William Wilberforce fue un político, filántropo y abolicionista inglés, quien siendo miembro del Parlamento Británico, lideró una campaña en contra de la esclavitud. Propuso un proyecto de ley a la Cámara de los Comunes para eliminar la esclavitud en 1791.

Biografía | William Wilberforce (1759-1833)
Entre 1700 y 1810, desde el continente africano más de tres millones de esclavos fueron comercializados y dirigidos hacia las colonias británicas en América. Sin duda un negocio lucrativo y con grandes poderes, que sólo sería vencido por la persistente fe y convicción de muchos de los promotores del abolicionismo, entre quienes estaba este particular político y reformador social.
Wilberforce nació en Hull, Yorkshire, Inglaterra el 24 de agosto de 1759. Realizó sus estudios en el St. John’s College de la Universidad de Cambridge. En 1780, a la edad de 21 años, entró a formar parte de la Cámara de los Comunes.
Fue un político y orador diminuto que se destacó en la lucha para abolir el tráfico de esclavos y más tarde la esclavitud misma en todo el Imperio Británico. Wilberforce fue un patrocinador elocuente e incansable de la legislación contra la esclavitud.
El abolicionismo de Wilberforce se derivó en parte del cristianismo evangélico al que se convirtió en 1784. En 1789 presentó 12 resoluciones contra la trata de esclavos y pronunció lo que muchos periódicos de la época consideraban uno de los discursos más elocuentes jamás pronunciados.
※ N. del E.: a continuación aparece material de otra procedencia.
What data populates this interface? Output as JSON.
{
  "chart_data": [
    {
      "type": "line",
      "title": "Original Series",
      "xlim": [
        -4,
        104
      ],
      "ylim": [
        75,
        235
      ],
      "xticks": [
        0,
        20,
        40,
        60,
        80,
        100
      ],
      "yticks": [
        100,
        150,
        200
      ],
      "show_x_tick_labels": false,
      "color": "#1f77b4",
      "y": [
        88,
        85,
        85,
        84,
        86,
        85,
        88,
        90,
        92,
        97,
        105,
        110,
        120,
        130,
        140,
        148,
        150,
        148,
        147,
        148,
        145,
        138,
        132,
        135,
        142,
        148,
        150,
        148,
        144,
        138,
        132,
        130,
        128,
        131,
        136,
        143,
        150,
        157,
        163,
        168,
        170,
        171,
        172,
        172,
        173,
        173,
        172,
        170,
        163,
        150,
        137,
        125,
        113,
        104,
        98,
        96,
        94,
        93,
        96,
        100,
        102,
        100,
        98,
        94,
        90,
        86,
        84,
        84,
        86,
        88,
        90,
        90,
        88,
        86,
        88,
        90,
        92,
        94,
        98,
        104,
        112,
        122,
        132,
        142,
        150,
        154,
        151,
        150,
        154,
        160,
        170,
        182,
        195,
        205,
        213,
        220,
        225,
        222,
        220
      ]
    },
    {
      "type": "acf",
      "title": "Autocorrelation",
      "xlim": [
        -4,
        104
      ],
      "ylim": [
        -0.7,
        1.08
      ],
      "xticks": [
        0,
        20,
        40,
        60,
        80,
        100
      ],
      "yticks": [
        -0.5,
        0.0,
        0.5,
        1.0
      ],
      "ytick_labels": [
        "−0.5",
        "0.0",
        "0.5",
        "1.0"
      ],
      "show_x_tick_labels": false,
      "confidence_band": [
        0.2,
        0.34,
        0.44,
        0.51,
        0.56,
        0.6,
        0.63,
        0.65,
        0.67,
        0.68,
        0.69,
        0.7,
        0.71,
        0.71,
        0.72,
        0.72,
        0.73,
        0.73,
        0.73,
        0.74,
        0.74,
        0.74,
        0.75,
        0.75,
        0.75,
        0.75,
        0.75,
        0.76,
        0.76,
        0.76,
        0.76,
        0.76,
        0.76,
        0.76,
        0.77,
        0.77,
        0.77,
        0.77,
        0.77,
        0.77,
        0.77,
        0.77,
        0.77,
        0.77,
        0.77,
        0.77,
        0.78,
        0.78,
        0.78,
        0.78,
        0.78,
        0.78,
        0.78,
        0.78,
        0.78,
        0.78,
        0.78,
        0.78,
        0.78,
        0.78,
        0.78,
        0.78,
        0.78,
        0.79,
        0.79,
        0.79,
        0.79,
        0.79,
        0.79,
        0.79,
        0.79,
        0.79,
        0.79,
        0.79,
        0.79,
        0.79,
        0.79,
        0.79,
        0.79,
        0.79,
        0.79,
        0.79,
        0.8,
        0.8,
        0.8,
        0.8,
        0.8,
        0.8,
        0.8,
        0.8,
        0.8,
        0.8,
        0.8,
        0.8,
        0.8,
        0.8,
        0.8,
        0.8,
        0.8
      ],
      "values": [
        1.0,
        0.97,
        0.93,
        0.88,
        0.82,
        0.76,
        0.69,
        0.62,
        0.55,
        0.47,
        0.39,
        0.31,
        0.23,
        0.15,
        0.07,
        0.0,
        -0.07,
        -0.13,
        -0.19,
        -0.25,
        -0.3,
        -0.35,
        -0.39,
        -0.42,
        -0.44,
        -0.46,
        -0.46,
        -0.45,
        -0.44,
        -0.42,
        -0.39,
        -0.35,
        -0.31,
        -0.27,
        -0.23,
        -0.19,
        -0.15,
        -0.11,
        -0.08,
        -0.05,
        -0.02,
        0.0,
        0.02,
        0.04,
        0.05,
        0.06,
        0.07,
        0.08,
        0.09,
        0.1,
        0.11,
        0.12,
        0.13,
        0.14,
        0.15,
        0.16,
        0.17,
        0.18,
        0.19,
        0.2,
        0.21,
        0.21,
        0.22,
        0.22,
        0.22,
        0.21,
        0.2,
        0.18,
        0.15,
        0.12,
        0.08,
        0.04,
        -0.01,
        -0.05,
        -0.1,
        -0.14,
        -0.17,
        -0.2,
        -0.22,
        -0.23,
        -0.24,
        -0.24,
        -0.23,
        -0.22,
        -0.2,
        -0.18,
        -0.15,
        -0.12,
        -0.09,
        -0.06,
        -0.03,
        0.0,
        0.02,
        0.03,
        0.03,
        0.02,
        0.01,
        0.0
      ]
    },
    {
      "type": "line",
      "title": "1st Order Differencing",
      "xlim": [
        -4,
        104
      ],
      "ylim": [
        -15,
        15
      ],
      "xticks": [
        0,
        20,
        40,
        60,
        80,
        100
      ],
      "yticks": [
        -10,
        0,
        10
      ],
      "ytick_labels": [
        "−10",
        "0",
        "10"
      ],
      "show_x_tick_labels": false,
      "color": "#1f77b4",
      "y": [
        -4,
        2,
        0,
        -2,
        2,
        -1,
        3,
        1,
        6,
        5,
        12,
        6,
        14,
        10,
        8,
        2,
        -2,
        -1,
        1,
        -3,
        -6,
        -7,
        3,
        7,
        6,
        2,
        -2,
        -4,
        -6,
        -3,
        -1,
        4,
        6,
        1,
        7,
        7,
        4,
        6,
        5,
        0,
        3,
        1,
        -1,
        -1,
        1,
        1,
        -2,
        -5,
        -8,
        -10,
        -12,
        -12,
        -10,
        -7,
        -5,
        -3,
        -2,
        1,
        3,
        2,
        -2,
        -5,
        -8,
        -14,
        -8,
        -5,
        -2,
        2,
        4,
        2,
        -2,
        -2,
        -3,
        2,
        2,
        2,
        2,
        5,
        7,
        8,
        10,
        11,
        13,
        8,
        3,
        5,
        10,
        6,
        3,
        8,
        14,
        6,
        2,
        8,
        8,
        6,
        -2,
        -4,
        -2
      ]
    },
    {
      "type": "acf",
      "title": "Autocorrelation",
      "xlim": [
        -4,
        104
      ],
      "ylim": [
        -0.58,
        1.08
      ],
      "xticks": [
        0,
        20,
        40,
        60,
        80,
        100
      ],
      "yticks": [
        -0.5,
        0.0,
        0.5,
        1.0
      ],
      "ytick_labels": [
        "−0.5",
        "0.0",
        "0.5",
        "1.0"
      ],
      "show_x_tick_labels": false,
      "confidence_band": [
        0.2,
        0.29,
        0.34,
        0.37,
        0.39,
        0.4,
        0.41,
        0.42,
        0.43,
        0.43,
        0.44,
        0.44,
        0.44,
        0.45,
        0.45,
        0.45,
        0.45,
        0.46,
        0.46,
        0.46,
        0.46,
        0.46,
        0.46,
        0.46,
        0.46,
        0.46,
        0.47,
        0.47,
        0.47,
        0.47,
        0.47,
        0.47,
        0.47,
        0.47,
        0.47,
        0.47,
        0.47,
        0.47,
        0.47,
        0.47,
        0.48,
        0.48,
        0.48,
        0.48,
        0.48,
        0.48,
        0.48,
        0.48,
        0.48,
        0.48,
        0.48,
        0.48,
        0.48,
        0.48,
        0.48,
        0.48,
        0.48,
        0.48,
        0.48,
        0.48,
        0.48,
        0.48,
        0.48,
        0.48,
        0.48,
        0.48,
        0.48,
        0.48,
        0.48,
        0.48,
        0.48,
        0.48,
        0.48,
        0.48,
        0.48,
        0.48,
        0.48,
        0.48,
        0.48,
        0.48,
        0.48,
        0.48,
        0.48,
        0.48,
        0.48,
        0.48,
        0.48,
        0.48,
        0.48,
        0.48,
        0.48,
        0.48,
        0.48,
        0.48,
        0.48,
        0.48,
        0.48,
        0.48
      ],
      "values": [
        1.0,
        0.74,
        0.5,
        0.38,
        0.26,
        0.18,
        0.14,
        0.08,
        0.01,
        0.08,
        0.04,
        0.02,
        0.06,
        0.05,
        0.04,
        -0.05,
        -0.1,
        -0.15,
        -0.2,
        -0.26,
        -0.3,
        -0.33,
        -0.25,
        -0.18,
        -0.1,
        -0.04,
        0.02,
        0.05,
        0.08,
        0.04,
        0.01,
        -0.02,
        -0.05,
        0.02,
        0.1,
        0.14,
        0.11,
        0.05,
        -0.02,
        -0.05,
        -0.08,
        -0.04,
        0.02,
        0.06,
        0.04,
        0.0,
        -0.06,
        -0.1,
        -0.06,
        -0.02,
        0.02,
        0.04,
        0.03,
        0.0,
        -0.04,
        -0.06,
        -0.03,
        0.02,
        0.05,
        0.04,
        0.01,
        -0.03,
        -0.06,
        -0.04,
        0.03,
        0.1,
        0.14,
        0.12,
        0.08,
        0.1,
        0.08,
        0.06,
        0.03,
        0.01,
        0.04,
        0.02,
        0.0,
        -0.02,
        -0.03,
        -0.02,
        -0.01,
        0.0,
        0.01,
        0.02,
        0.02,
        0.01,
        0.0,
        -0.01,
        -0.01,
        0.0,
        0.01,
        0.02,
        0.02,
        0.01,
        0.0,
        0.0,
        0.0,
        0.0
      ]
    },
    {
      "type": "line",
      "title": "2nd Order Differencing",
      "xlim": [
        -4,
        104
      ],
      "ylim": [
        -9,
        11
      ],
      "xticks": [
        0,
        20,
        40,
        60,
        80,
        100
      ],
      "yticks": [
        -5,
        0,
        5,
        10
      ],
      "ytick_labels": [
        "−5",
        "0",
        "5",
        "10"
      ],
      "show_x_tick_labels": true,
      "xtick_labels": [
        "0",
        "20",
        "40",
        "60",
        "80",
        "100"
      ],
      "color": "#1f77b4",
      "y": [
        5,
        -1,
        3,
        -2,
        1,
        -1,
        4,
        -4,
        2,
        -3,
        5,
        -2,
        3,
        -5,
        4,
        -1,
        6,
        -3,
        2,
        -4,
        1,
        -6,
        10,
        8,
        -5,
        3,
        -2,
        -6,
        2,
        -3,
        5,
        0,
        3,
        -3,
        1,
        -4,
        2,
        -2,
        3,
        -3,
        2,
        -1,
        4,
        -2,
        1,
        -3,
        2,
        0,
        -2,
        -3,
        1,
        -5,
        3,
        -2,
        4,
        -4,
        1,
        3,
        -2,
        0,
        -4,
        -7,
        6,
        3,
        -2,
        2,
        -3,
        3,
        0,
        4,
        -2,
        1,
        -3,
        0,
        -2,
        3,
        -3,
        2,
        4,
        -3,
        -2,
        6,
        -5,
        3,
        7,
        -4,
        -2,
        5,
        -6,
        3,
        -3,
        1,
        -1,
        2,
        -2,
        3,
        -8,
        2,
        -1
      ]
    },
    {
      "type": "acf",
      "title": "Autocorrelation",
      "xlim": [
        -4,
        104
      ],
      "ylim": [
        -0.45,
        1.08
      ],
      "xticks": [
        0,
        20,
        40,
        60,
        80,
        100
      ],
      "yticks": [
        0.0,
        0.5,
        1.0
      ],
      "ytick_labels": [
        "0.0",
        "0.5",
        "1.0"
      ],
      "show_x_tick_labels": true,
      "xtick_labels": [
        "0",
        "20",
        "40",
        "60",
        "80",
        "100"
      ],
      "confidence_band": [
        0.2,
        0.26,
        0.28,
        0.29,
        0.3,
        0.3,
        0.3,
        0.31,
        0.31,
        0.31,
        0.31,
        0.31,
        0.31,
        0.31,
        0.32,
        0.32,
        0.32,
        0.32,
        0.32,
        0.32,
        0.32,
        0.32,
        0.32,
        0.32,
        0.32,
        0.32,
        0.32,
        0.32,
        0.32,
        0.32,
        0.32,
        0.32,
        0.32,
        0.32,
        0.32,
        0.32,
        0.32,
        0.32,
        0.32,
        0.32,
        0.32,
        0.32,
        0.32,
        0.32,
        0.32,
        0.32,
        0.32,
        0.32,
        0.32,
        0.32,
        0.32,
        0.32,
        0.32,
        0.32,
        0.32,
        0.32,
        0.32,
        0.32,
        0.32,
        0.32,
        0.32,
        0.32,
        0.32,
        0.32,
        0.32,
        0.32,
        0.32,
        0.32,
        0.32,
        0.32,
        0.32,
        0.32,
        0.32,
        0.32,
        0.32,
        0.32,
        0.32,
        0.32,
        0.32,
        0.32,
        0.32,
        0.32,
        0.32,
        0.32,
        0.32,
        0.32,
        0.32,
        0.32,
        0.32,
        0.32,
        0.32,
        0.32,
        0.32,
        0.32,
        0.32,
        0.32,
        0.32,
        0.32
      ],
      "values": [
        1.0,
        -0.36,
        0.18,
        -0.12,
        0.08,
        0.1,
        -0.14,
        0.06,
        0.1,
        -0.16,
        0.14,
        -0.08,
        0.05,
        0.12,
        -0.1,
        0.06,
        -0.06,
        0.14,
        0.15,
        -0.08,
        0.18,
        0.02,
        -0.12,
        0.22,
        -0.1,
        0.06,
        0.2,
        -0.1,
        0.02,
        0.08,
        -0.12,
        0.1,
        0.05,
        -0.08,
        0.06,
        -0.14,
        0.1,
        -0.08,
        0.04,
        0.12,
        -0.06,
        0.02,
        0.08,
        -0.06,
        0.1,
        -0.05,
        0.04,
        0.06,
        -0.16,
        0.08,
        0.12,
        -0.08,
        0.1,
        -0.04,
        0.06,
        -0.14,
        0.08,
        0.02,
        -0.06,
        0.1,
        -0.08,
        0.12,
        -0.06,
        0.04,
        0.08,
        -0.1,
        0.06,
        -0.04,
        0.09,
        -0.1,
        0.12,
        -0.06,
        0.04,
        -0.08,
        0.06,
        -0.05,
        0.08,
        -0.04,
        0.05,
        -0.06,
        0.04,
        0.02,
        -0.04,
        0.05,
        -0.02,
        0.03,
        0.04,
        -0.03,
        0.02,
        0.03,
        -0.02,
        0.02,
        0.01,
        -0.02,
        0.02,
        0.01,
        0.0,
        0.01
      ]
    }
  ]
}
Las resoluciones fueron apoyadas por el primer ministro William Pitt pero no se convirtió en ley sino mucho más tarde.
En 1825 fue nombrado vicepresidente de la comúnmente llamada Sociedad Antiesclavista, y finalmente el 26 de julio de 1833 fue aprobada la Ley de Abolición de la Esclavitud. William murió al mes siguiente y fue enterrado en la Abadía de Westminster.
En toda su vida Wilberforce reunió a 70 sociedades que cubrían, además de los propósitos puramente religiosos, un enorme espectro de problemas y sufrimientos humanos. Entre ellas se encontraban la Sociedad Escolar y las sociedades destinadas a apoyar o mejorar refugiados franceses, extranjeros enfermos o en dificultades, criadas irlandesas, huérfanos y vagabundos, mendigos juveniles, viudas en dificultades, clérigos pobres, damas enfermas, mujeres degradadas, encarcelados por deudas; así como sociedades cuyo propósito era construir y mantener hospitales, lazaretos, asilos, hogares para enfermos, enfermerías y refugios.